The most common culprits tend to be an overabundance of clutter, noise, or technological distractions. Keeping your space tidy and organized allows you to find what you need quickly and knowing what sort of noises do and don’t distract you will help you find a study spot that’s perfect for your needs.
7. Is my body telling me it needs something?
If you’re struggling to stay focused while studying, ask yourself if your body has everything it needs to succeed. Is it hydrated and well rested? Does it have nutrients to burn for energy in the next few hours? (Yes, you need to eat breakfast)
Assessing why you’re experiencing a lack of ability to focus is key to understanding what you can do to fix it, and many times it’s our body trying to communicate a need that isn’t being met. Our bodies need regular movement, hydration, and rest. Consistency over time is key in tending to these biological needs.
Getting one good night’s rest after a weekend of poor sleeping won’t be enough to shift your body back into a state of efficiency. The same goes for chugging a bunch of water at once or exercising for a few hours randomly.
If you are truly struggling with staying focused, tending to the needs of your body each and every day is one of the most important and effective ways to get your mental clarity and focus back on track.
8. Why am I even studying this in the first place?
Remind yourself why you’re here. What’s the end goal? What are hoping to get out of this?
Revisiting the reasons behind why we are attempting to accomplish a goal is a great way to stay motivated and become comfortable with getting out of your comfort zone. You wouldn’t be where you are right now if you hadn’t put the hard work already to determine where you want to be.
The best results take time. Anyone can make orange juice out of oranges, but growing an orchard takes time, perseverance, failure, compromise, and patience.

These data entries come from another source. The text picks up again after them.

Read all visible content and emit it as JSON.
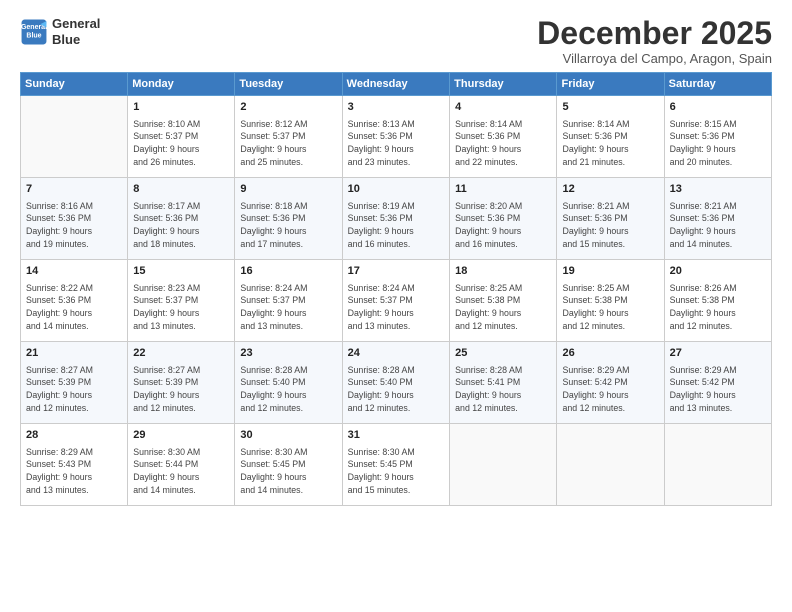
{
  "header": {
    "logo_line1": "General",
    "logo_line2": "Blue",
    "month": "December 2025",
    "location": "Villarroya del Campo, Aragon, Spain"
  },
  "weekdays": [
    "Sunday",
    "Monday",
    "Tuesday",
    "Wednesday",
    "Thursday",
    "Friday",
    "Saturday"
  ],
  "weeks": [
    [
      {
        "num": "",
        "info": ""
      },
      {
        "num": "1",
        "info": "Sunrise: 8:10 AM\nSunset: 5:37 PM\nDaylight: 9 hours\nand 26 minutes."
      },
      {
        "num": "2",
        "info": "Sunrise: 8:12 AM\nSunset: 5:37 PM\nDaylight: 9 hours\nand 25 minutes."
      },
      {
        "num": "3",
        "info": "Sunrise: 8:13 AM\nSunset: 5:36 PM\nDaylight: 9 hours\nand 23 minutes."
      },
      {
        "num": "4",
        "info": "Sunrise: 8:14 AM\nSunset: 5:36 PM\nDaylight: 9 hours\nand 22 minutes."
      },
      {
        "num": "5",
        "info": "Sunrise: 8:14 AM\nSunset: 5:36 PM\nDaylight: 9 hours\nand 21 minutes."
      },
      {
        "num": "6",
        "info": "Sunrise: 8:15 AM\nSunset: 5:36 PM\nDaylight: 9 hours\nand 20 minutes."
      }
    ],
    [
      {
        "num": "7",
        "info": "Sunrise: 8:16 AM\nSunset: 5:36 PM\nDaylight: 9 hours\nand 19 minutes."
      },
      {
        "num": "8",
        "info": "Sunrise: 8:17 AM\nSunset: 5:36 PM\nDaylight: 9 hours\nand 18 minutes."
      },
      {
        "num": "9",
        "info": "Sunrise: 8:18 AM\nSunset: 5:36 PM\nDaylight: 9 hours\nand 17 minutes."
      },
      {
        "num": "10",
        "info": "Sunrise: 8:19 AM\nSunset: 5:36 PM\nDaylight: 9 hours\nand 16 minutes."
      },
      {
        "num": "11",
        "info": "Sunrise: 8:20 AM\nSunset: 5:36 PM\nDaylight: 9 hours\nand 16 minutes."
      },
      {
        "num": "12",
        "info": "Sunrise: 8:21 AM\nSunset: 5:36 PM\nDaylight: 9 hours\nand 15 minutes."
      },
      {
        "num": "13",
        "info": "Sunrise: 8:21 AM\nSunset: 5:36 PM\nDaylight: 9 hours\nand 14 minutes."
      }
    ],
    [
      {
        "num": "14",
        "info": "Sunrise: 8:22 AM\nSunset: 5:36 PM\nDaylight: 9 hours\nand 14 minutes."
      },
      {
        "num": "15",
        "info": "Sunrise: 8:23 AM\nSunset: 5:37 PM\nDaylight: 9 hours\nand 13 minutes."
      },
      {
        "num": "16",
        "info": "Sunrise: 8:24 AM\nSunset: 5:37 PM\nDaylight: 9 hours\nand 13 minutes."
      },
      {
        "num": "17",
        "info": "Sunrise: 8:24 AM\nSunset: 5:37 PM\nDaylight: 9 hours\nand 13 minutes."
      },
      {
        "num": "18",
        "info": "Sunrise: 8:25 AM\nSunset: 5:38 PM\nDaylight: 9 hours\nand 12 minutes."
      },
      {
        "num": "19",
        "info": "Sunrise: 8:25 AM\nSunset: 5:38 PM\nDaylight: 9 hours\nand 12 minutes."
      },
      {
        "num": "20",
        "info": "Sunrise: 8:26 AM\nSunset: 5:38 PM\nDaylight: 9 hours\nand 12 minutes."
      }
    ],
    [
      {
        "num": "21",
        "info": "Sunrise: 8:27 AM\nSunset: 5:39 PM\nDaylight: 9 hours\nand 12 minutes."
      },
      {
        "num": "22",
        "info": "Sunrise: 8:27 AM\nSunset: 5:39 PM\nDaylight: 9 hours\nand 12 minutes."
      },
      {
        "num": "23",
        "info": "Sunrise: 8:28 AM\nSunset: 5:40 PM\nDaylight: 9 hours\nand 12 minutes."
      },
      {
        "num": "24",
        "info": "Sunrise: 8:28 AM\nSunset: 5:40 PM\nDaylight: 9 hours\nand 12 minutes."
      },
      {
        "num": "25",
        "info": "Sunrise: 8:28 AM\nSunset: 5:41 PM\nDaylight: 9 hours\nand 12 minutes."
      },
      {
        "num": "26",
        "info": "Sunrise: 8:29 AM\nSunset: 5:42 PM\nDaylight: 9 hours\nand 12 minutes."
      },
      {
        "num": "27",
        "info": "Sunrise: 8:29 AM\nSunset: 5:42 PM\nDaylight: 9 hours\nand 13 minutes."
      }
    ],
    [
      {
        "num": "28",
        "info": "Sunrise: 8:29 AM\nSunset: 5:43 PM\nDaylight: 9 hours\nand 13 minutes."
      },
      {
        "num": "29",
        "info": "Sunrise: 8:30 AM\nSunset: 5:44 PM\nDaylight: 9 hours\nand 14 minutes."
      },
      {
        "num": "30",
        "info": "Sunrise: 8:30 AM\nSunset: 5:45 PM\nDaylight: 9 hours\nand 14 minutes."
      },
      {
        "num": "31",
        "info": "Sunrise: 8:30 AM\nSunset: 5:45 PM\nDaylight: 9 hours\nand 15 minutes."
      },
      {
        "num": "",
        "info": ""
      },
      {
        "num": "",
        "info": ""
      },
      {
        "num": "",
        "info": ""
      }
    ]
  ]
}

Visualizing the destination will help you navigate the obstacles and opportunities put in front of you along the way. It’s okay to lose motivation, just make sure you can find it again.
9. Am I giving myself enough credit for all the hard work I’ve done?
Think about all the hard work you’ve put in just to get to where you are right now.
There are people out there who want to get to exactly where you are today. Meanwhile, you’re already here, and you’ve learned a lot along the way.
Give yourself some credit for what you’ve accomplished up till now. Reminding yourself of how capable you are is a great way to keep your momentum going.
As Paul Rudd once implied, appreciate where you are and where you’re headed.